Why dwell on these problems?  I do not intend to criticize Ermoshina.  Translation is also interpretation, and a translator must improvise when the target language fails to provide exactly congruent words or expressions.  Her version of "Song of a Lexicon" suggests that she finds two aspects of Gizzi's poem especially stimulating.  First is its highly enjambed free verse.  Free verse began in Russian poetry with Aleksandr Blok and Mikhail Kuzmin back in the early twentieth century, but down to the present it remains rare and surprisingly marginal.  Rhyme and meter continue to predominate.  There are, it is true, a handful of writers such as Gennadii Aigi and Vsevolod Nekrasov whose prosody somewhat resembles Gizzi's, but there is simply no equivalent to the continuous sophisticated formal tradition in which Gizzi participates, which extends from William Carlos Williams to George Oppen to Robert Creeley to Rae Armantrout.  Ermoshina carefully preserves the placement of Gizzi's words on the page because she finds their layout integral to their impact, to their edginess and novelty.

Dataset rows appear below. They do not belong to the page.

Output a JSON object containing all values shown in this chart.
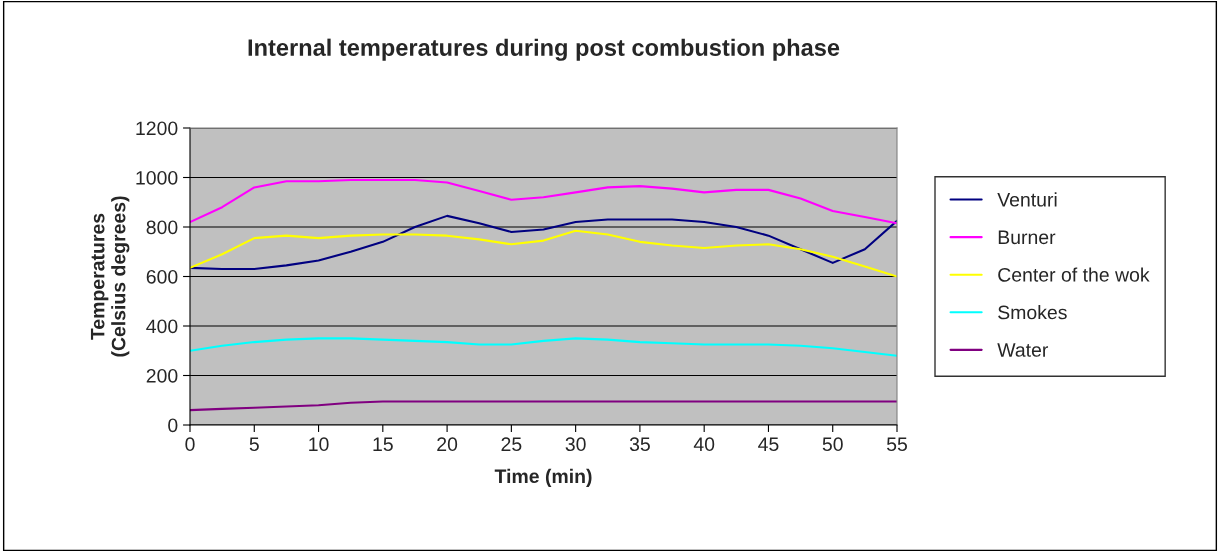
{
  "chart_data": {
    "type": "line",
    "title": "Internal temperatures during post combustion phase",
    "xlabel": "Time (min)",
    "ylabel": "Temperatures (Celsius degrees)",
    "x": [
      0,
      2.5,
      5,
      7.5,
      10,
      12.5,
      15,
      17.5,
      20,
      22.5,
      25,
      27.5,
      30,
      32.5,
      35,
      37.5,
      40,
      42.5,
      45,
      47.5,
      50,
      52.5,
      55
    ],
    "series": [
      {
        "name": "Venturi",
        "color": "#000080",
        "values": [
          635,
          630,
          630,
          645,
          665,
          700,
          740,
          800,
          845,
          815,
          780,
          790,
          820,
          830,
          830,
          830,
          820,
          800,
          765,
          710,
          655,
          710,
          825
        ]
      },
      {
        "name": "Burner",
        "color": "#ff00ff",
        "values": [
          820,
          880,
          960,
          985,
          985,
          990,
          990,
          990,
          980,
          945,
          910,
          920,
          940,
          960,
          965,
          955,
          940,
          950,
          950,
          915,
          865,
          840,
          815
        ]
      },
      {
        "name": "Center of the wok",
        "color": "#ffff00",
        "values": [
          635,
          690,
          755,
          765,
          755,
          765,
          770,
          770,
          765,
          750,
          730,
          745,
          785,
          770,
          740,
          725,
          715,
          725,
          730,
          710,
          680,
          640,
          600
        ]
      },
      {
        "name": "Smokes",
        "color": "#00ffff",
        "values": [
          300,
          320,
          335,
          345,
          350,
          350,
          345,
          340,
          335,
          325,
          325,
          340,
          350,
          345,
          335,
          330,
          325,
          325,
          325,
          320,
          310,
          295,
          280
        ]
      },
      {
        "name": "Water",
        "color": "#800080",
        "values": [
          60,
          65,
          70,
          75,
          80,
          90,
          95,
          95,
          95,
          95,
          95,
          95,
          95,
          95,
          95,
          95,
          95,
          95,
          95,
          95,
          95,
          95,
          95
        ]
      }
    ],
    "xlim": [
      0,
      55
    ],
    "xticks": [
      0,
      5,
      10,
      15,
      20,
      25,
      30,
      35,
      40,
      45,
      50,
      55
    ],
    "ylim": [
      0,
      1200
    ],
    "yticks": [
      0,
      200,
      400,
      600,
      800,
      1000,
      1200
    ],
    "grid": "y",
    "legend": "right",
    "marker": "none",
    "line_style": "solid"
  }
}
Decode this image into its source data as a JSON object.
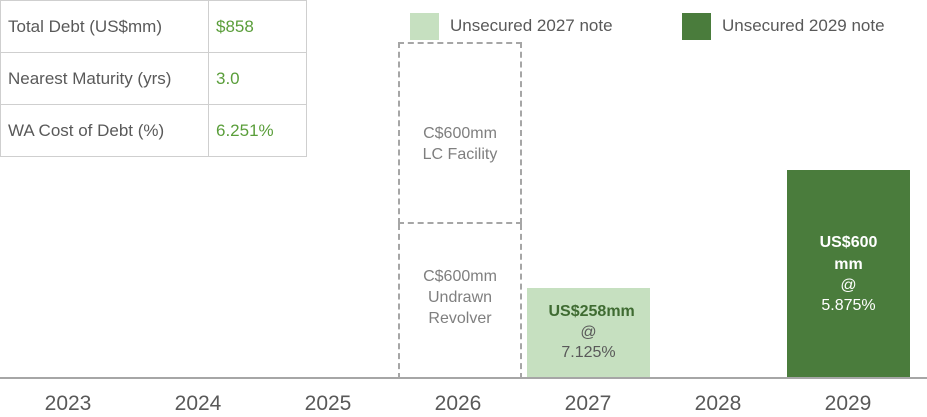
{
  "table": {
    "rows": [
      [
        "Total Debt (US$mm)",
        "$858"
      ],
      [
        "Nearest Maturity (yrs)",
        "3.0"
      ],
      [
        "WA Cost of Debt (%)",
        "6.251%"
      ]
    ]
  },
  "chart_data": {
    "type": "bar",
    "categories": [
      "2023",
      "2024",
      "2025",
      "2026",
      "2027",
      "2028",
      "2029"
    ],
    "series": [
      {
        "name": "Unsecured 2027 note",
        "color": "#c6e0c0",
        "values": [
          null,
          null,
          null,
          null,
          258,
          null,
          null
        ],
        "value_labels": [
          null,
          null,
          null,
          null,
          "US$258mm",
          null,
          null
        ],
        "rate_labels": [
          null,
          null,
          null,
          null,
          [
            "@",
            "7.125%"
          ],
          null,
          null
        ]
      },
      {
        "name": "Unsecured 2029 note",
        "color": "#4a7c3c",
        "values": [
          null,
          null,
          null,
          null,
          null,
          null,
          600
        ],
        "value_labels": [
          null,
          null,
          null,
          null,
          null,
          null,
          "US$600 mm"
        ],
        "rate_labels": [
          null,
          null,
          null,
          null,
          null,
          null,
          [
            "@",
            "5.875%"
          ]
        ]
      }
    ],
    "annotations": [
      {
        "lines": [
          "C$600mm",
          "LC Facility"
        ]
      },
      {
        "lines": [
          "C$600mm",
          "Undrawn",
          "Revolver"
        ]
      }
    ]
  }
}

Second, the Russian translation emphasizes the underlying dramatic scenario, the intimacy between "I" and "you."  One can conjecture that Gizzi's poem, as a love lyric, is estranging for a Russian reader.  It conveys passion, and its direct address is stirring.  (I can't be sure, but "Liubimaia," "Beloved," does not seem to capture the archness of the word "Darling" when tossed off by an American poet.  "Liubimaia" sets up readers differently, predisposing them to take the injunctions that follow more seriously.)  Moreover, the asseverations of eros coexist with hints of doom or nihilism ("zero," "a vacant sign").  In translation, Gizzi manages to be both intensely self-aware and self-reflexive (like, perhaps, the Moscow conceptualists) and lushly capital-R romantic (like, in a way, like their rivals the metarealists), a balance that could be quite appealing in a Russian literary culture determined to move beyond the impasses of the 1980s and 90s.

I do have to confess, though, that this translation elides precisely those aspects of Gizzi's poetry that draw me to it.  His use here of a Williams-esque free verse stanza is skilled, granted, but he has done nothing earth-shattering with it.  Lorine Niedecker, Amiri Baraka, Cole Swensen:  other figures stretch and reinvent the form in ways that repay close scrutiny.  True, Gizzi's tone is key to his success:  an unhip soulful sincerity.  What makes that pose seductive, however, are the stutters, not-quite-links, evasive images, failed comparisons, and other odd turns in his language.  His lyrics are beautiful yet broken.  In the U.S. since the 1960s, the transcendental pretensions of verse have been rigorously deconstructed, critiqued, and dissected in the anatomy theater of the academy, but he forges ahead anyway, making due with a wounded tattered discourse.  The Russian version of "Song of a Lexicon" pares away much of the mystery and much of the "vacancy" that make Gizzi's poetry simultaneously compelling and mournful.  I can only hope that, as more translations of Gizzi appear in Russia, readers there are tempted into a deeper more prolonged engagement with the English-language originals, whether via translations-with-glosses or via direct encounter.  

Could a facing bilingual translation accomplish that end?  Certainly, that's the preferred treatment these days for foreign poets deemed worthy of a Big Push in the U.S.  But how to justify the expense and the labor?  Are rave reviews by native speakers sufficient if those raves rest on small, nearly untranslatable details?